The Defense Ministry has determined that a succession of human errors was responsible for one of two false alarms stating that North Korea had launched a rocket last month, a day before the missile was actually fired, a copy of the ministry report obtained Thursday shows.
The report, concerning that warning issued shortly after noon on April 4, said even top Self-Defense Forces brass failed to corroborate the data from the U.S. early warning satellite — which Japan counts as its best source of launch information — before it got out, and called for more thorough verification of such alerts.
The erroneous data were quickly sent to local governments and media organizations across the country, deeply embarrassing the government and confusing the public, which was told throughout the day to be on high alert for falling debris, even though there was nothing that could realistically be done to avoid it and no other advice was given.

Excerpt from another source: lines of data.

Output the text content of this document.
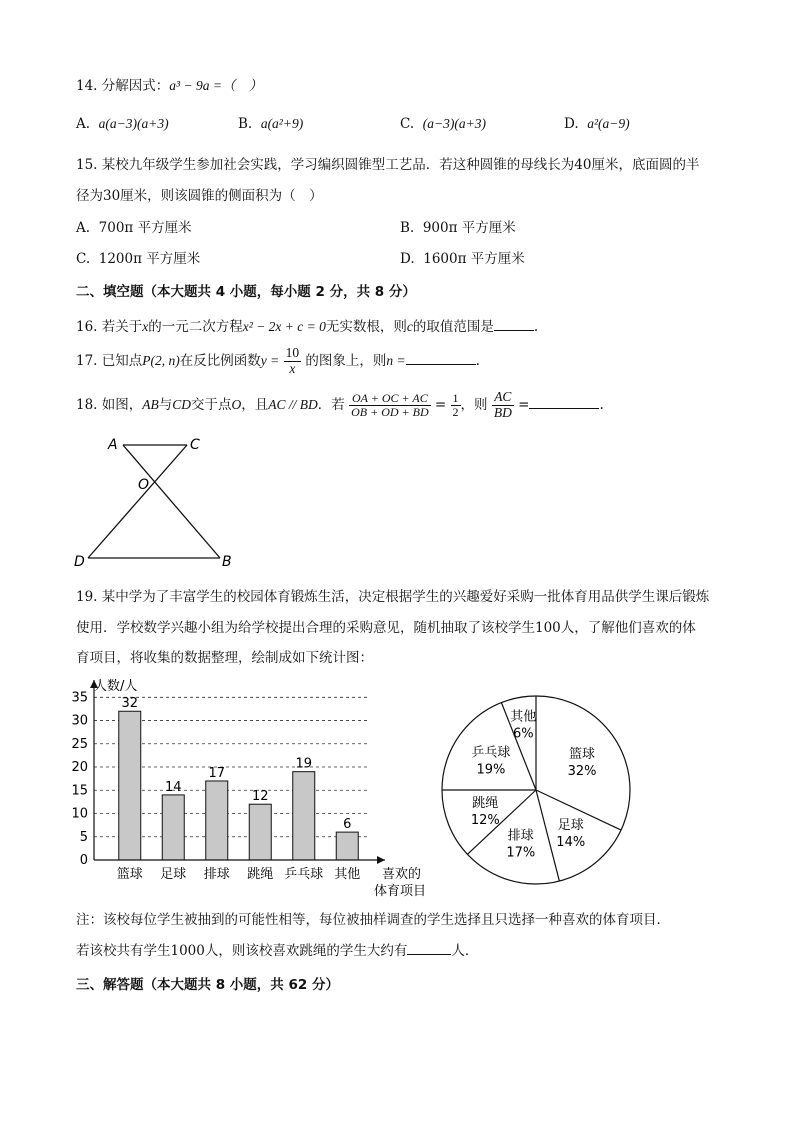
14. 分解因式：a³ − 9a =（　）
A. a(a−3)(a+3)	B. a(a²+9)	C. (a−3)(a+3)	D. a²(a−9)
15. 某校九年级学生参加社会实践，学习编织圆锥型工艺品．若这种圆锥的母线长为40厘米，底面圆的半
径为30厘米，则该圆锥的侧面积为（　）
A. 700π 平方厘米	B. 900π 平方厘米
C. 1200π 平方厘米	D. 1600π 平方厘米
二、填空题（本大题共 4 小题，每小题 2 分，共 8 分）
16. 若关于x的一元二次方程x² − 2x + c = 0无实数根，则c的取值范围是	.
17. 已知点P(2, n)在反比例函数$y = \frac{10}{x}$ 的图象上，则n =	.
18. 如图，AB与CD交于点O，且AC // BD．若 $\frac{OA + OC + AC}{OB + OD + BD} = \frac{1}{2}$ ，则 $\frac{AC}{BD}$ =	.
A	C
O
D	B
19. 某中学为了丰富学生的校园体育锻炼生活，决定根据学生的兴趣爱好采购一批体育用品供学生课后锻炼
使用．学校数学兴趣小组为给学校提出合理的采购意见，随机抽取了该校学生100人，了解他们喜欢的体
育项目，将收集的数据整理，绘制成如下统计图：
32
14
17
12
19
6
0
5
10
15
20
25
30
35
篮球 足球 排球 跳绳 乒乓球 其他
人数/人
喜欢的
体育项目
篮球
32%
足球
14%
排球
17%
跳绳
12%
乒乓球
19%
其他
6%
注：该校每位学生被抽到的可能性相等，每位被抽样调查的学生选择且只选择一种喜欢的体育项目．
若该校共有学生1000人，则该校喜欢跳绳的学生大约有	人．
三、解答题（本大题共 8 小题，共 62 分）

The April 4 fiasco began a little more than an hour into the launch time frame disclosed by North Korea, which said it was putting a satellite into orbit and that the rocket would fly over Tohoku.
At 12:16 p.m., the Air Self-Defense Force’s Air Defense Operations Group notified the Air Defense Command of a trace picked up by surveillance radar in Asahi, Chiba Prefecture, the report said.
The notification was accompanied by the phrase “spark information” — a code used to refer to the detection of a ballistic missile.
But someone at Air Defense Command misinterpreted the missive as a finding by a U.S. early warning satellite and announced it as “SEW received,” meaning the information came from the U.S. satellite, the report said.
Another person at Air Defense Command then relayed the information to the SDF’s Central Command Post at the Defense Ministry, where a managerial-level official conveyed it to another official at the prime minister’s office through a voice monitoring device using the word “launch,” the report said.
The prime minister’s office then sent out the information nationwide.
At 12:17 p.m., it dawned on Central Command Post that no launch information had been received from the U.S. satellite, the report said. The radar in Chiba had also lost the trace by then.
The report concluded that the error was caused by miscommunication within the Air Defense Command and failure at both the Air Defense Command and Central Command Post to verify the information.